Hey Brian, okay, first off, my disclaimer...I am not a professional. I am a woman. This is all simply my best swag (sophisticated wild *ss guess). Take it for what it's worth, ponder, then make your own choices, & the best of luck brotha. LOL (sorry, couldn't resist)
<<She started off with, "you seem so happy now, when I saw you at soccer games or the other day at Mickie D's you have been so upbeat about things, was I such a bi**h to live with that now that I am gone you're happier w/o me?"
This is female speak for "tell me I'm not a bitch, & that you're not happier without me".
<<I said, "I can see how you would feel that way, but honestly it has nothing to do with that."
This said to her "I can see how you think you're a bitch & there may be another woman in my life".
<<She said, "I must have really been a thorn in your ars for you to be sooo happy now."
Female speak for; "Please tell me that I wasn't a pain in your ars".
<< I said, "I am dealing with the sitch that has been dealt and am working on some things I didn't like about me, my position on this has not changed as I have told you before."
This is excellent. Good job, high five dude. Score bonus points for consistency.
<<She says, "as I said the other night I really am working through this and trying to find myself & what went wrong (I validate), but I made my bed and now I must lie in it and think it is too late cause you seem to be moving on." (Is she at the same website I am at WTF?) I chose not to answer on this one and we moved on.
she's saying "What the hell have I done & is this really what I want". and "what if I've lost you, then what".
<<She then proceeds to apologize for the things she has done and that she knows she has really put us in a BIG financial crunch, but she just didn't know what else to do she said, "it was flight or fight" (SC/Gypsy spot on) She goes on to say, "it wasn't just about us it was about the kids & it was probably a bad decision to move but I was just lost, I am not happy in my job or what I am doing."
female thinking, it was the last straw, everything piled up & I bailed out.
<<I have thought all along it might be abit of MLC on her part and was just tieing everything up into 1 large ball of anger.
bonus points for you.
<<She said, "the anger was just eating me up and it was slowly killing me, I know that I treated you so badly the last 9 months and it rubbed off on the kids I am sooo sorry for that, I don't blame you for moving on." I chose to answer here, may not have been up to Db standards but I said, "I have told you in the past my stance & that is to stand for our marriage, I have no time line (bad gives her room to play limbo) you asked for space I did not stop you, the only thing I asked was that you not make decisions on the basis of your 'pride' & not being able to say you might have been wrong, it is okay to be wrong and not to judge my actions as any type of a sign." (I know that was wrong).
that was all fine from my book. Nobody wants to play limbo, they want to make sure they make a good decision this time cause they f'd it up last time.

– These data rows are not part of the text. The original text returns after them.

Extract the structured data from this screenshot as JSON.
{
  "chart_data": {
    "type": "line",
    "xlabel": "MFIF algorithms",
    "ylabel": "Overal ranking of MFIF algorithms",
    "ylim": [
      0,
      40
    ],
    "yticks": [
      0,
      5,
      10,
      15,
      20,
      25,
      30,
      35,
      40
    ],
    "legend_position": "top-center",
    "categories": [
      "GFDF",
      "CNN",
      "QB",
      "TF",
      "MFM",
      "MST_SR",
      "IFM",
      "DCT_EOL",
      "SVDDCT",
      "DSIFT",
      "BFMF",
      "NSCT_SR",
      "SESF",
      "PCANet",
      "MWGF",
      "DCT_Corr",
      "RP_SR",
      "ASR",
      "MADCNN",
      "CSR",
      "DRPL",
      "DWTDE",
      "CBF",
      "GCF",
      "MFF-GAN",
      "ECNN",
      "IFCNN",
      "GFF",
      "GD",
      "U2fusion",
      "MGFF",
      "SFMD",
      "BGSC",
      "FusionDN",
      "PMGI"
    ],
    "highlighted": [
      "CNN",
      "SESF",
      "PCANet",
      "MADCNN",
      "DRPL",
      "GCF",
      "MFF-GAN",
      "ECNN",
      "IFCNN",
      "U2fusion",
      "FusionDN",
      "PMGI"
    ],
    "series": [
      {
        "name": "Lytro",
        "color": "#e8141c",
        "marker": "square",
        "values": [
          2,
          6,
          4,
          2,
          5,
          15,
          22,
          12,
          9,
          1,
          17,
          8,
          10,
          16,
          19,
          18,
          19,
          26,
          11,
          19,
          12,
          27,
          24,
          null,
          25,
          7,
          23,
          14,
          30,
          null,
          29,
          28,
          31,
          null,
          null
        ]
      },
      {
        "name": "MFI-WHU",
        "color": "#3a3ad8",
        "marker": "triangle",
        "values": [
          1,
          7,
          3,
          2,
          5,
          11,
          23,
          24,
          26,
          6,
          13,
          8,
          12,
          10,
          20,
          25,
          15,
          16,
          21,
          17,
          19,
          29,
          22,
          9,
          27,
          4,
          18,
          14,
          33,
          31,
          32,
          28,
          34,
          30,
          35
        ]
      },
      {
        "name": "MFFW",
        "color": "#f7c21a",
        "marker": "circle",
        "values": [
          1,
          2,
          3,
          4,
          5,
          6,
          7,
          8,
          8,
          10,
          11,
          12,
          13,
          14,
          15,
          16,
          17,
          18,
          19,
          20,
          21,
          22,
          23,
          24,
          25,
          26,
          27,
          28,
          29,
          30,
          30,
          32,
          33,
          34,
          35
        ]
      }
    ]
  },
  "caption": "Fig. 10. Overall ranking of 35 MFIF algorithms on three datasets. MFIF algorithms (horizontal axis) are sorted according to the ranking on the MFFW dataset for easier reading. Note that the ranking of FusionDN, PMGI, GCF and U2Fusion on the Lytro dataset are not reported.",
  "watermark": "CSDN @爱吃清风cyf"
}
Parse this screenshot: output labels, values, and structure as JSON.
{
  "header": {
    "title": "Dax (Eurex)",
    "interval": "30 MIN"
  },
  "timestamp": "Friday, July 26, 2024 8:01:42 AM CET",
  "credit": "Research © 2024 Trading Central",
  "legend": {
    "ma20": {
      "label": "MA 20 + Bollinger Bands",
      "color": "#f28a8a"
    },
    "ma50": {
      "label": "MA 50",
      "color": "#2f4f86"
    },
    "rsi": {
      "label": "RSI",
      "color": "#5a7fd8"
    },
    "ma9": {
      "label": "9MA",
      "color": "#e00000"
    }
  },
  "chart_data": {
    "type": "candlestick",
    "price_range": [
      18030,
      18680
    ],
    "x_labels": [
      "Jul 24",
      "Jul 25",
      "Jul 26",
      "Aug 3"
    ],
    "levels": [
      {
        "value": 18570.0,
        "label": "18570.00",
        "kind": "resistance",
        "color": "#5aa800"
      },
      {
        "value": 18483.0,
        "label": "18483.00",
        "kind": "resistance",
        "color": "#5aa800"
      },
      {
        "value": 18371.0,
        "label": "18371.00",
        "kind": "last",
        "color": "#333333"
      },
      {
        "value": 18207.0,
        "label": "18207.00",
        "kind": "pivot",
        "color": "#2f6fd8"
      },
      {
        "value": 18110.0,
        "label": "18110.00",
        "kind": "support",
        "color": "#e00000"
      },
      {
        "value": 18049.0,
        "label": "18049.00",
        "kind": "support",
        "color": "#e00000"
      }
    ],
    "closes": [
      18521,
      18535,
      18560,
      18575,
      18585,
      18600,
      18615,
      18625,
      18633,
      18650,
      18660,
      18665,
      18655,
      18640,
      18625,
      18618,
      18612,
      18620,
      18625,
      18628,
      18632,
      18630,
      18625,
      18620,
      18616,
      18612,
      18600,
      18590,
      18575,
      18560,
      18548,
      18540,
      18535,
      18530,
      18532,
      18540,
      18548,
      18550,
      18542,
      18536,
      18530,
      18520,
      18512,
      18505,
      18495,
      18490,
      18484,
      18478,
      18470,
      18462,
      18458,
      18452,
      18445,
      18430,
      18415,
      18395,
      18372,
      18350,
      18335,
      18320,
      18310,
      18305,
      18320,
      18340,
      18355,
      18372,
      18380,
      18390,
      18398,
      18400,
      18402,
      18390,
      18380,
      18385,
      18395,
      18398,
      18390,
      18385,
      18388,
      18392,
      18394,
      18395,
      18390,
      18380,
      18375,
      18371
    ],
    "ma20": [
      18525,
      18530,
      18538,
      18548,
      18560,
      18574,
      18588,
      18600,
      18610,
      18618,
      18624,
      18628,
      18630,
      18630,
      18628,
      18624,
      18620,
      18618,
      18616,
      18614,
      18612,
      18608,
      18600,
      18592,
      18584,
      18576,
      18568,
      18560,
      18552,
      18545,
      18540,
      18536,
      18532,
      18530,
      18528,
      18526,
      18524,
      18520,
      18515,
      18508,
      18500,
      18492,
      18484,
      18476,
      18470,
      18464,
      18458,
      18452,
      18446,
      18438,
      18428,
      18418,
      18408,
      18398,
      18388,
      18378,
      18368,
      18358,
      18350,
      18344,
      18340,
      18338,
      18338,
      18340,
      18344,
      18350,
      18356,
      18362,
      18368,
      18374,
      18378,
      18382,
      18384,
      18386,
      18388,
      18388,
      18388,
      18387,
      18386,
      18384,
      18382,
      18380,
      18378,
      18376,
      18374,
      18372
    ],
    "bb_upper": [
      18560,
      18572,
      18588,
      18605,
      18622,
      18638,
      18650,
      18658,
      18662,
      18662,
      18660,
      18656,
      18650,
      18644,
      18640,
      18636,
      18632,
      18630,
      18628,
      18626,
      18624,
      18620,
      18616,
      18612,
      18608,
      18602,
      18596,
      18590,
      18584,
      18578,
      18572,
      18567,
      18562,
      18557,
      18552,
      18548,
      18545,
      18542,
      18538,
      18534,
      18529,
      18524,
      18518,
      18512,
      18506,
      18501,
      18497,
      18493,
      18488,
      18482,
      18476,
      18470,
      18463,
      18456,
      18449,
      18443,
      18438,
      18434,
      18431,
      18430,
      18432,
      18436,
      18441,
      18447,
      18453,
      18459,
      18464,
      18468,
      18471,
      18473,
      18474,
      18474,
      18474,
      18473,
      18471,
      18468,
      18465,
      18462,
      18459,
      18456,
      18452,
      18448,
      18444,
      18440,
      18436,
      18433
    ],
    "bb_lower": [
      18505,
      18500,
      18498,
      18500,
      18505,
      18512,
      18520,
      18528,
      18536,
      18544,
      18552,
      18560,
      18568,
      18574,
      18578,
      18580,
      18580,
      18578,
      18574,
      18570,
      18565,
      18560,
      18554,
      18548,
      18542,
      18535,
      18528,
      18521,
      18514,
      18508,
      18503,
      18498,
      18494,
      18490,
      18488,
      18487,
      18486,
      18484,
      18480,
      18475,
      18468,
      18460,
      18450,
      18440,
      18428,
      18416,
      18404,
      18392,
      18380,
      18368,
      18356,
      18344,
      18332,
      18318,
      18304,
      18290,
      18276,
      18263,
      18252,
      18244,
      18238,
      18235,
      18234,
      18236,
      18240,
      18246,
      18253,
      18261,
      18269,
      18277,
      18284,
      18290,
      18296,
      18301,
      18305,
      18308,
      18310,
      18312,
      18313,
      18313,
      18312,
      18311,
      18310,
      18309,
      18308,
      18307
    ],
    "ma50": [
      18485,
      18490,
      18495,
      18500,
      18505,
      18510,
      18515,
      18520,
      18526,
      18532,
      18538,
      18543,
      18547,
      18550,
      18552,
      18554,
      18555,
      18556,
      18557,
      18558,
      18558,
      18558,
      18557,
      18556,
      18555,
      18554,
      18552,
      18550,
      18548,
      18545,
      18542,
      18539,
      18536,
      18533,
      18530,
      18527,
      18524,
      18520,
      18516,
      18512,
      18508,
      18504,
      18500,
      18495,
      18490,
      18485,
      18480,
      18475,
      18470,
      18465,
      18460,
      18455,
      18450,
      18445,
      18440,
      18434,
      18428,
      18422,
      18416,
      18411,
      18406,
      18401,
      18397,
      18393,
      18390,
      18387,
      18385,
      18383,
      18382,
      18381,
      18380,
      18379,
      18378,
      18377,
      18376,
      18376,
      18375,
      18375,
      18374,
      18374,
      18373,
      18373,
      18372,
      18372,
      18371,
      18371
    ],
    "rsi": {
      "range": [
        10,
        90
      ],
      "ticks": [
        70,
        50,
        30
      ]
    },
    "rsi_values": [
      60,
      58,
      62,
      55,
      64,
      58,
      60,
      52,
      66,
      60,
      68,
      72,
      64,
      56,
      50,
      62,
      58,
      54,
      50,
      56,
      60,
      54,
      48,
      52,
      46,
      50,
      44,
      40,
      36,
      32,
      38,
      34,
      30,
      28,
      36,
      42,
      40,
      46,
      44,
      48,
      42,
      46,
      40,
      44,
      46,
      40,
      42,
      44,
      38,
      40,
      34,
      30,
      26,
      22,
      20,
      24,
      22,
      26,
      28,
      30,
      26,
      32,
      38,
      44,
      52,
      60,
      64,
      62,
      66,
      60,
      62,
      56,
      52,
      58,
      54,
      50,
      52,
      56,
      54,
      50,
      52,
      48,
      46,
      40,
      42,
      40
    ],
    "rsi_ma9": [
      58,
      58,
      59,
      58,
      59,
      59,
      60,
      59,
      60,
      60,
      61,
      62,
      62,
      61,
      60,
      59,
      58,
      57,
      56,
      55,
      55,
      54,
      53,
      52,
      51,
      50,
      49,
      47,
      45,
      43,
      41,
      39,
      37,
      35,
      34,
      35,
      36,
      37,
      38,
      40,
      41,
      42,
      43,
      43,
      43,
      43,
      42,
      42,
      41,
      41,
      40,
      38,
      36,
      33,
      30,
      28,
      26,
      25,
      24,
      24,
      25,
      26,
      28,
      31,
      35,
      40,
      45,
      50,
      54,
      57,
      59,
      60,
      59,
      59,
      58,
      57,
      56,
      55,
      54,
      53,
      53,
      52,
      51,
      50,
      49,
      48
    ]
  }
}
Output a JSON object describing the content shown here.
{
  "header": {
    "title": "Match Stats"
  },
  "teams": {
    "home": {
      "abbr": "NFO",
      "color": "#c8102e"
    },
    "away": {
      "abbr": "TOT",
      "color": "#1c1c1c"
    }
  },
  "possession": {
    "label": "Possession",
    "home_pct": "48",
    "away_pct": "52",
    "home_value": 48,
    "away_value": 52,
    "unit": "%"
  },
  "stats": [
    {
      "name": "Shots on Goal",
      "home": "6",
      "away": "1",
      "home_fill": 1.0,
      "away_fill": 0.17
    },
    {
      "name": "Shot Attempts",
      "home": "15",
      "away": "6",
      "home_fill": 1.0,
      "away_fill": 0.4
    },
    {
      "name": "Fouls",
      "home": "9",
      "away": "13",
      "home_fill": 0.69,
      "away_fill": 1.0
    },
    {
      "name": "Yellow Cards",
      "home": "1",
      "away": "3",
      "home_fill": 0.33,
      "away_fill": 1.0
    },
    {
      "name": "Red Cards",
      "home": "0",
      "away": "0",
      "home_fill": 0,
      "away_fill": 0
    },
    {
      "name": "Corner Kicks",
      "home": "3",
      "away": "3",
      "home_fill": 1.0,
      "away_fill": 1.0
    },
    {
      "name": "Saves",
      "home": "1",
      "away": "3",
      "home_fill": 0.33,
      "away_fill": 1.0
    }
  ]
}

<<I told her that in the next week or 2 we would have to sit down and discuss the direction of the house as she now knows and admits that there is noway I can afford it alone, and she feels terrible for signing a years lease on the place she is in now so she agreed to this. The second thing was I asked her if she would be willing to consider a time frame in the near future that we could sit down and reevaluate where we are at and discuss a direction, to which she agreed.
I understand the financial stuff can't wait, but the R talk, stop this right now. Wait, watch. Let her tell you when she wants to sit down & re-evaluate. Let her run the show.
<<She did say she was feeling better but that she had a long road to go to figure things out, I said simply that's fine for now.
Women ALWAYS feel better after a conversation in which they have been heard, validated & supported.
My advice; (I don't know how it matches up with DB principles, I know that I'm still with my H because he said all these things below hundreds of times, over 12 months to me)
When she brings up the R, or the lease, or the mistakes, or how she screwed things up, or the bed she made, or anything, you say
"I'm not going anywhere, you take the time you need to figure out what you really want long-term. I want you to be happy with or without me. (that one sucks I know) Our family is the most important thing in my life, & I'll do whatever it takes to make you happy".
Then you wait some more.
okay ?
hugs.
IMO--you are the chittt..and that's a big compliment..not a cut or 2x4.
This was excellant.
Last edited by M from Tennessee; 06/12/0810:05 AM.